Eu vi entre a janela da sala o pátio ONDE você morreu. Caminhei sob a chuva de abril, tocando seu chapéu e suas roupas. Eu perguntei quem você era enquanto você lia um livro no gramado. Talvez eu eu só queria sair da faculdade e permanecer em casa para sempre. As árvores estavam estáticas e a bagunça noturna aquietou a distância entre nós. Transportei-me para outro lugar quando observei os edifícios da cidade onde nasci apequenando-se à medida que o mundo ficava para trás.


  • CAOS

Eu te vi no hospital enquanto voltava para casa assistindo à cidade em decadência, os edifícios modernos sombreando nossos pequenos lares. O jardim onde eu estava padecia de espelhos aquáticos pois tudo havia secado. Nós abaixamos enquanto você me explicava sobre as emoções da experiência humana.

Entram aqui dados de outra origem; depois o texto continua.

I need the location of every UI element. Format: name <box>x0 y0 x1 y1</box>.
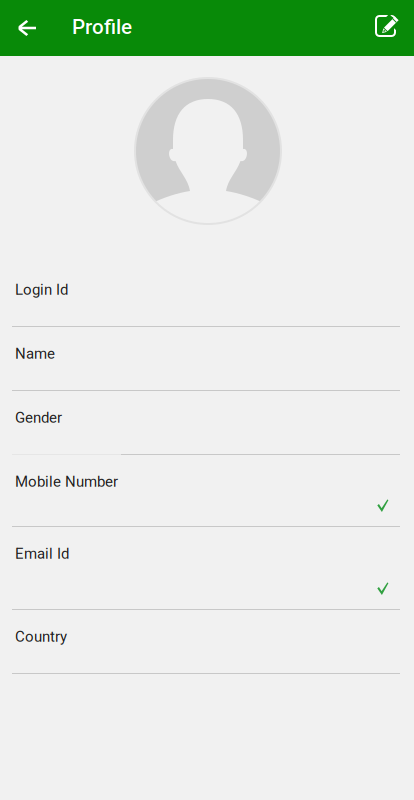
button[interactable]: Edit profile <box>360 0 414 56</box>
staticText: Profile <box>72 15 132 39</box>
staticText: Name <box>15 345 55 362</box>
button[interactable]: Country <box>12 610 400 674</box>
button[interactable]: Login Id <box>12 263 400 327</box>
button[interactable]: Back <box>0 0 54 56</box>
staticText: Email Id <box>15 545 69 562</box>
staticText: Mobile Number <box>15 473 118 490</box>
staticText: Country <box>15 628 67 645</box>
staticText: Gender <box>15 409 62 426</box>
button[interactable]: Mobile Number <box>12 455 400 527</box>
button[interactable]: Email Id <box>12 527 400 610</box>
staticText: Login Id <box>15 281 68 298</box>
button[interactable]: Gender <box>12 391 400 455</box>
button[interactable]: Name <box>12 327 400 391</box>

Houve uma época em que desdenhávamos de tudo isso e também rejeitávamos a intimidade de uma cidade caótica.

  • AMOR

Eu olhei o mesmo jardim em que você correu para verificar se nosso avô estava morto. Você estava interessada em olhar os corredores e perceber se sua mãe estava em casa. Eu sentia o chapéu do avô enquanto você mostrava-me a cidade. Eu nunca estava interessado em melhorar e estava pronto para creditar meu dispersamento no desraizamento da minha vida amaldiçoada. Eu te vi no corredor, nós conversamos no jardim e antes de você partir você olhou-me nos olhos com esperança. Foi seu último recado no mundo e eu te amo por isso.

  • LISBOA

Andarilho sem passado, caminhando na esperança de reconstituir um corpo, de ser devolvido à criação. As ideias maltratavam-me, os passeios estendiam-se por horas até cãibras invadirem minhas pernas reclamando repouso. Lisboa, eu me restringi às suas pequenas casas para ratificar uma posição no mundo. Em que ponto eu nasci? Em que ponto eu vivi?

  • OUTRAS ÉPOCA

Estar desacompanhado era o existir mais frenético: a opacidade abria uma fresta e nas ruas de paralelepípedo podia-se ver frestas abrirem, convocando seu isolamento a uma tragédia mais branda, maior do que tudo isso. Eu olhava, absorto, para essas manifestações que escondiam uma verdade essencial: o messianismo no evento é um pastiche pra quem sonha com outra época.

  • LAR

Eu andava imenso pretendendo dizer os galhos secos das árvores e absorver o movimento das coisas em longas contemplações. Eu esqueci tudo quando fui arremessado na brincadeira da subjetividade e não soube nem proteger a não-morada por qual circundei nem os traços extremamente fracos que forjaram o lar.

  • INVERNO

A covardia da ausência de sentido perseguia-me pelas noites moribundas transitando pela cidade, com o peso de uma solidão abissal comandando meus instintos não permitindo que minhas mãos sustentassem um livro e que minhas palavras naufragassem em diluições matutinas. Foi na revisita do dia do evento que minha memória se mostrou falha; o farfalhar das folhas na praça vazia, sob a vastidão incompreensível da noite, soprou um retorno à continuidade. Que alívio ao testemunhar o inverno novamente.

  • LONDRES

Percorrendo o silêncio dos vilarejos , assisti a um pároco sumir enquanto cantava uma melodia de tempos ancestrais. Ele não perguntou se eu carregava uma história, mas se eu estava disposto a regredir a um tempo compartilhado e encontrar ressonância nas celebrações divinas. O sagrado da celebração aconteceu no primeiro dueto humano.

  • PERDÃO

meu ideal setia estabelecer o transe em que podemos nos acalmar. em que eu olharia para olhos odiados pelas projeções um do outro enquanto a paz invadisse os rostos com a calma de uma intimidade recém-brotada e pudéssemos celebrar o encanto de haver espaço, ar e fagulhas nos olhos redispostas a brilhar.